Chronique. Le grand public n’en a pas conscience – heureusement car, occupé qu’il est à essayer de cohabiter avec le Covid-19, il se demanderait, à juste titre, si tout cela est bien raisonnable. Deux mots agitent fébrilement, depuis un mois, la communauté européenne des experts de géopolitique : autonomie stratégique.
La discussion est d’autant plus vaine que par « autonomie stratégique », on entend tout et son contraire. Le concept, nous explique l’historien Justin Vaïsse, dérive de la conclusion tirée par la France de la crise de Suez et de l’humiliation infligée à Paris et Londres par les grandes puissances en 1956. Ne dépendre de personne : ce fut la leçon retenue à Paris, à l’opposé du Royaume-Uni qui préféra, lui, se placer sous la protection des Etats-Unis. Ce concept d’autonomie stratégique, le Conseil européen l’a adopté à l’unanimité, Britanniques compris, en 2013, puis de nouveau en 2016.

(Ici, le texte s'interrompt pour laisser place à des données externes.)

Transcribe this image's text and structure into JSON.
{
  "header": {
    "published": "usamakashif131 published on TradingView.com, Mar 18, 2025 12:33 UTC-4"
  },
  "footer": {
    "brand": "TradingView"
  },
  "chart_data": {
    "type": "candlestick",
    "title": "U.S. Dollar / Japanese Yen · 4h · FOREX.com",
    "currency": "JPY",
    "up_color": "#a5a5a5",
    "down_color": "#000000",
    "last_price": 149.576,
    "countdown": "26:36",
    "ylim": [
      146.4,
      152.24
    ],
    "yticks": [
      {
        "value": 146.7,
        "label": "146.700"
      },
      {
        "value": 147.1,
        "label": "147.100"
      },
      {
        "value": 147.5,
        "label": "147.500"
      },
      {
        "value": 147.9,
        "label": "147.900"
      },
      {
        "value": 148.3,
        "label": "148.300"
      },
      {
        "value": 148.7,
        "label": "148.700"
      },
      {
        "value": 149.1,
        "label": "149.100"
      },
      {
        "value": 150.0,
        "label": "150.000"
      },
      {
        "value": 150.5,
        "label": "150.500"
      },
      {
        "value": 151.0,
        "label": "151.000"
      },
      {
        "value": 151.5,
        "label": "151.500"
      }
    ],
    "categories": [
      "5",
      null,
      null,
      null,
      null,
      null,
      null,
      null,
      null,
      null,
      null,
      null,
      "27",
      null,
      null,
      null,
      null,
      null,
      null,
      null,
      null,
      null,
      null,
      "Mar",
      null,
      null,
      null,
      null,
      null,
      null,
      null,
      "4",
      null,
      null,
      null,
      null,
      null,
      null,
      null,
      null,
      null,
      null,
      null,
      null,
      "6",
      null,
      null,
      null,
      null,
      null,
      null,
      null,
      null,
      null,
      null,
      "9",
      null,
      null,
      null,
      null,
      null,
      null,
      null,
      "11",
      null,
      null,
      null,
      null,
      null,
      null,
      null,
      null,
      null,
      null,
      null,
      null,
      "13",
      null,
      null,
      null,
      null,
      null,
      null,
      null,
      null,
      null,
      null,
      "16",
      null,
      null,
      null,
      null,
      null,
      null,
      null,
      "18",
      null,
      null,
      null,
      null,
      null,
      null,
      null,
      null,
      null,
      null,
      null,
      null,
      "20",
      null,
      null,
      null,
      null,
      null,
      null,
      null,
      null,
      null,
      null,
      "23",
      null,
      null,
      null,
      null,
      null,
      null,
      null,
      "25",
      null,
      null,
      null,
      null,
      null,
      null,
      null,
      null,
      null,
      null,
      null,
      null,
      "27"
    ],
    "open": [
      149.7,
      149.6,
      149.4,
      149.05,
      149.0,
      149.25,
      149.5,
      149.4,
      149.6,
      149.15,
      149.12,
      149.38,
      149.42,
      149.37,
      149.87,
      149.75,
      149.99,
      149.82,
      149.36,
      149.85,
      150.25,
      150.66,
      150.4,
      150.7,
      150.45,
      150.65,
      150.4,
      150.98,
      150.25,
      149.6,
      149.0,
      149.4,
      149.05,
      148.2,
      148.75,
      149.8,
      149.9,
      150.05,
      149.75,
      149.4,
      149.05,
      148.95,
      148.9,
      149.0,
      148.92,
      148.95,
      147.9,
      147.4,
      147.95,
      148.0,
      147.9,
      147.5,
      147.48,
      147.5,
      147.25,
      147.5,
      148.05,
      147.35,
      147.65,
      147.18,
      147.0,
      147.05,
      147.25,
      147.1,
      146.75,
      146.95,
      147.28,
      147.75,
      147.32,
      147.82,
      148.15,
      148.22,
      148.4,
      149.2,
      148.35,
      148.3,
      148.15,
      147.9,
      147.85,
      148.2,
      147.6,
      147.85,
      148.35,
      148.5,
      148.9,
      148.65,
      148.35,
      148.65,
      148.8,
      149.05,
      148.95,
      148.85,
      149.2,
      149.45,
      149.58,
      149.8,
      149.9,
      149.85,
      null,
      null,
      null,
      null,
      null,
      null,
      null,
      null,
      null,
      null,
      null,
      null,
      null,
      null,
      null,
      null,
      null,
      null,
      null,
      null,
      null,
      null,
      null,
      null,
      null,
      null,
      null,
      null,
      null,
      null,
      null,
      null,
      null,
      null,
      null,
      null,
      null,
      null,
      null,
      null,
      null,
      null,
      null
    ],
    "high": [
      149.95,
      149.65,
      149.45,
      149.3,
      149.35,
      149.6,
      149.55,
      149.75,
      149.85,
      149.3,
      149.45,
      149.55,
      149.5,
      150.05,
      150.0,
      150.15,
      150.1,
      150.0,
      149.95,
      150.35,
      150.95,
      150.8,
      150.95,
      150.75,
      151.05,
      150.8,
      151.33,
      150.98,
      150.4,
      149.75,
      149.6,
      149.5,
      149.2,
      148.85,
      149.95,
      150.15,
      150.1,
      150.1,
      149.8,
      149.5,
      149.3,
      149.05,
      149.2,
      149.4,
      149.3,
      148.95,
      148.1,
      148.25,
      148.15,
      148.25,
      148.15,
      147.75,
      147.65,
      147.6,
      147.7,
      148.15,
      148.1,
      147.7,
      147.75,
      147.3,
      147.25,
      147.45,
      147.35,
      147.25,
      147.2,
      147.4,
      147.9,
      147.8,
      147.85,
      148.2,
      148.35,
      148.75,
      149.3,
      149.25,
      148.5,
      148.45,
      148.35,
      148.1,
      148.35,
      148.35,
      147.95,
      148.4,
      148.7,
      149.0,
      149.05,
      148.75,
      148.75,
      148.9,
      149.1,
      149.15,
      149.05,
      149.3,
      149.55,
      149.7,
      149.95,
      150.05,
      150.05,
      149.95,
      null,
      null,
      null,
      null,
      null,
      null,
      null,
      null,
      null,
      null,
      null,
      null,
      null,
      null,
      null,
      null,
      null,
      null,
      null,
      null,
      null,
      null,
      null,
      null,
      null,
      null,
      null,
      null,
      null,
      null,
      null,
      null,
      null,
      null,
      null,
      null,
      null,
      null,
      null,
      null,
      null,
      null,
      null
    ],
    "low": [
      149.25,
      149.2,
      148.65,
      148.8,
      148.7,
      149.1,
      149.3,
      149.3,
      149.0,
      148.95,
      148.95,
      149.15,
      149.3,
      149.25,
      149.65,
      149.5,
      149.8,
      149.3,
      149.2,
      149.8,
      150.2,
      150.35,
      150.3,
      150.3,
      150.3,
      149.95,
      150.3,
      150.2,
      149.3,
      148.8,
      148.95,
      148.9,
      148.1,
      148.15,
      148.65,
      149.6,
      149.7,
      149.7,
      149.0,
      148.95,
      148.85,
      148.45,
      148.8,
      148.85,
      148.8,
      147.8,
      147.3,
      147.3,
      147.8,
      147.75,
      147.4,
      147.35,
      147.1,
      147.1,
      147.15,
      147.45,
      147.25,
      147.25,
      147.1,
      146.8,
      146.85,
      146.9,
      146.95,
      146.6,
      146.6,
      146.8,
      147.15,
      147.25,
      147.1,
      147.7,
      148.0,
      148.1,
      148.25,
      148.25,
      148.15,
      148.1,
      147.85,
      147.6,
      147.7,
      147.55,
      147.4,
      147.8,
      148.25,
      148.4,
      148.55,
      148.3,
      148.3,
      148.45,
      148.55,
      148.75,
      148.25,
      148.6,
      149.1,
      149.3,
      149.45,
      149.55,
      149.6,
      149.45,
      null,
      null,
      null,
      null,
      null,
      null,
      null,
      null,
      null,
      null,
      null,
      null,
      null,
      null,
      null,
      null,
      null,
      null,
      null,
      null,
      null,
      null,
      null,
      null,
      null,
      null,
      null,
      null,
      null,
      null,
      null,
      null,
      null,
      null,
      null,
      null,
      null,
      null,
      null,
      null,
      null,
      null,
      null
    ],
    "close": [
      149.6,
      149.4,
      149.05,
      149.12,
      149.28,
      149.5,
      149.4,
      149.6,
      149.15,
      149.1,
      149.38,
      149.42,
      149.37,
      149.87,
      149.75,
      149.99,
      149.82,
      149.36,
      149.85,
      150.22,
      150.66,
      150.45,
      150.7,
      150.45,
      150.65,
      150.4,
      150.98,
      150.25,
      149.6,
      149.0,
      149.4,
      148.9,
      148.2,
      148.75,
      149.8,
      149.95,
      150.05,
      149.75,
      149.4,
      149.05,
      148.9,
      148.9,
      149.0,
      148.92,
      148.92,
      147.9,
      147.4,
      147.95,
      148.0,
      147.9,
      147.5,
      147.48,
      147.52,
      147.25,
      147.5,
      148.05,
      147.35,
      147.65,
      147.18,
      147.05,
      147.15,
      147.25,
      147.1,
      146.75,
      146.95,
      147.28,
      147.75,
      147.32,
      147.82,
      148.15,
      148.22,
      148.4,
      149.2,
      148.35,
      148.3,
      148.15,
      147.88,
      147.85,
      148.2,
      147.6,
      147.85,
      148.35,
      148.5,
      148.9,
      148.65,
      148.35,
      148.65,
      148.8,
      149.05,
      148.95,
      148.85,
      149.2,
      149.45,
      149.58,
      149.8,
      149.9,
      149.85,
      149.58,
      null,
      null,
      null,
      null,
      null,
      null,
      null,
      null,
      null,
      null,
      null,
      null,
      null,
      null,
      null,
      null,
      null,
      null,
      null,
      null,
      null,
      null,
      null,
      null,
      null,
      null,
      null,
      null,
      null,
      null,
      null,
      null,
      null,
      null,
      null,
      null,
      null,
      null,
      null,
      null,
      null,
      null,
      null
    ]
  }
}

Justin Vaïsse, aujourd’hui à la tête du Forum de Paris sur la paix, s’en souvient très bien : c’était lui qui représentait le Quai d’Orsay à la négociation de la rédaction de la Stratégie globale pour la politique étrangère et de sécurité de l’Union européenne (UE). Dans un monde livré aux rapports de force, la France avait poussé pour que l’aspiration européenne à l’autonomie stratégique soit intégrée au texte. Le 24 juin 2016, le Conseil européen entérinait cette « Stratégie globale », toujours à l’unanimité. Mais l’événement passa inaperçu, comparé à celui qui s’était produit la veille : le 23 juin, les Britanniques avaient décidé, par référendum, de quitter l’UE.
Un « contresens de l’histoire »
Cinq mois plus tard, Donald Trump était élu président des Etats-Unis. Puis six mois après, Emmanuel Macron remportait l’élection en France. A eux deux, ils remirent l’autonomie stratégique européenne au goût du jour, le premier par son unilatéralisme, le second par volontarisme.
La victoire de Joe Biden, le 3 novembre, a fait ressurgir les différences de sensibilités entre Paris et Berlin face à ce concept qui interroge, fondamentalement, la relation avec les Etats-Unis : à la ministre de la défense allemande, Annegret Kramp-Karrenbauer, qui voit dans l’autonomie stratégique une « illusion », M. Macron répond qu’elle commet un « contresens de l’histoire ». Les Allemands préfèrent de loin le mot de « souveraineté » européenne à celui d’autonomie, qu’ils jugent périlleux pour leur relation étroite avec les Etats-Unis. Ils se méfient de l’activisme gaulois et de la grandiloquence du président français.